Study proves protein filament's role in cartilage strength
Research conducted by UC Davis Health System and the Shiley Center for Orthopaedic Research and Education at Scripps Clinic shows how the protein filament vimentin provides healthy cartilage with the mechanical strength and flexibility necessary to resist stress. Published in the January 2011 issue of the Journal of Orthopaedic Research, the study is the first detailed look at the role of vimentin in cartilage in both healthy and osteoarthritic joints.
Prior to the current study, vimentin was one of the most poorly understood protein filaments. While it is found throughout the body, it is most abundant in chondrocytes — the cells that make up cartilage.
"We have shown for the first time that vimentin plays a big role in helping cells handle mechanical stress in cartilage," said Dominik Haudenschild, the study's lead author and an assistant professor of orthopaedic surgery at UC Davis. "This has important implications for understanding why cartilage breaks down during osteoarthritis and holds potential for developing treatments that prevent filament damage."
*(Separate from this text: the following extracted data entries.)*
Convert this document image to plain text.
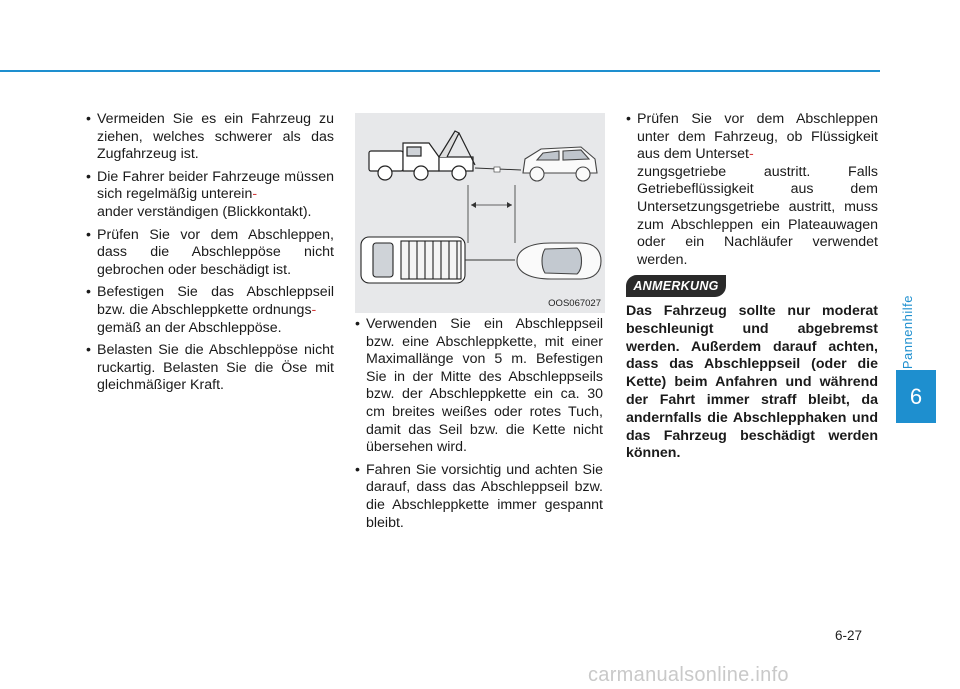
Pannenhilfe
6
• Vermeiden Sie es ein Fahrzeug zu ziehen, welches schwerer als das Zugfahrzeug ist.
• Die Fahrer beider Fahrzeuge müssen sich regelmäßig unterein-
ander verständigen (Blickkontakt).
• Prüfen Sie vor dem Abschleppen, dass die Abschleppöse nicht gebrochen oder beschädigt ist.
• Befestigen Sie das Abschleppseil bzw. die Abschleppkette ordnungs-
gemäß an der Abschleppöse.
• Belasten Sie die Abschleppöse nicht ruckartig. Belasten Sie die Öse mit gleichmäßiger Kraft.
OOS067027
• Verwenden Sie ein Abschleppseil bzw. eine Abschleppkette, mit einer Maximallänge von 5 m. Befestigen Sie in der Mitte des Abschleppseils bzw. der Abschleppkette ein ca. 30 cm breites weißes oder rotes Tuch, damit das Seil bzw. die Kette nicht übersehen wird.
• Fahren Sie vorsichtig und achten Sie darauf, dass das Abschleppseil bzw. die Abschleppkette immer gespannt bleibt.
• Prüfen Sie vor dem Abschleppen unter dem Fahrzeug, ob Flüssigkeit aus dem Unterset-
zungsgetriebe austritt. Falls Getriebeflüssigkeit aus dem Untersetzungsgetriebe austritt, muss zum Abschleppen ein Plateauwagen oder ein Nachläufer verwendet werden.
ANMERKUNG
Das Fahrzeug sollte nur moderat beschleunigt und abgebremst werden. Außerdem darauf achten, dass das Abschleppseil (oder die Kette) beim Anfahren und während der Fahrt immer straff bleibt, da andernfalls die Abschlepphaken und das Fahrzeug beschädigt werden können.
6-27
carmanualsonline.info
Osteoarthritis is the most common joint disease in the United States and is caused by the degeneration of cartilage, which typically maintains its structure due to protein filaments such as actin, tubulin and vimentin. Without a cartilage "cushion," bones rub together and cause pain, stiffness and loss of movement. Osteoarthritis becomes increasingly common as people age and is more likely to develop in overweight people or in those who have had bone or joint injuries.
In a unique series of experiments, Haudenschild embedded human cartilage cells from healthy and osteoarthritic knee joints into a gel that allowed precise measurement of changes in cellular dimensions while the cells underwent mechanical compression. In some cases, cells were first treated with a chemical that specifically caused the vimentin to breakdown, while leaving other protein filaments unaffected.
The investigations demonstrated that vimentin significantly contributes to the strength or stiffness — a measure of how well a cell keeps its shape under mechanical stress — of healthy chondrocytes. Cartilage cells that are less stiff deform more easily and may cause an entire joint to be susceptible to injury. Chondrocytes from osteoarthritic joints had weaker vimentin structures than chondrocytes from normal joints and were less affected by vimentin disruption, likely because the disease process was already under way. This indicates that potential treatments targeting vimentin disruption need to be delivered early in the course of osteoarthritis before vimentin breakdown has occurred.
Using an innovative combination of fluorescent proteins and live-cell imaging on a confocal microscope, the team also obtained some of the highest-resolution 3-D images ever produced of vimentin in chondrocytes. These images confirmed the lab results by revealing that vimentin filaments form a tight cage within normal cartilage cells, keeping individual cells stiff and stable. In chondrocytes from cartilage of patients with osteoarthritis, the vimentin structure was disrupted and less able to maintain cell structure under mechanical stress.
"Healthy vimentin appears to be critical in maintaining cartilage's vitality," said Haudenschild. "Blocking its breakdown early in the disease process or restoring its structure in osteoarthritic cells to look more like it does in healthy cells could be promising avenues of treatment."
Haudenschild, who joined the UC Davis faculty in 2008, conducted the research for "Vimentin Contributes to Changes in Chondrocyte Stiffness in Osteoarthritis" at UC Davis and while at the Shiley Center and the Scripps Research Institute. Other authors were Jianfen Chen, Nina Pang, Nikolai Steklov, Shawn P. Grogan, Martin K. Lotz and Darryl D. D'Lima of the Scripps Clinic and the Scripps Research Institute.
Haudenschild's UC Davis laboratory group and the Scripps team are continuing their collaboration on defining the role of vimentin in arthritis and aging. The UC Davis scientists are looking at biochemical aspects, while Scripps researchers are using computer modeling techniques to complement the investigations.
The study was funded by a donation from Donald V. and Darlene P. Shiley and a grant from the National Institutes of Health. A highly sophisticated research tool — a confocal microscope — used to conduct the study was funded by a generous donation from Terry Gooding.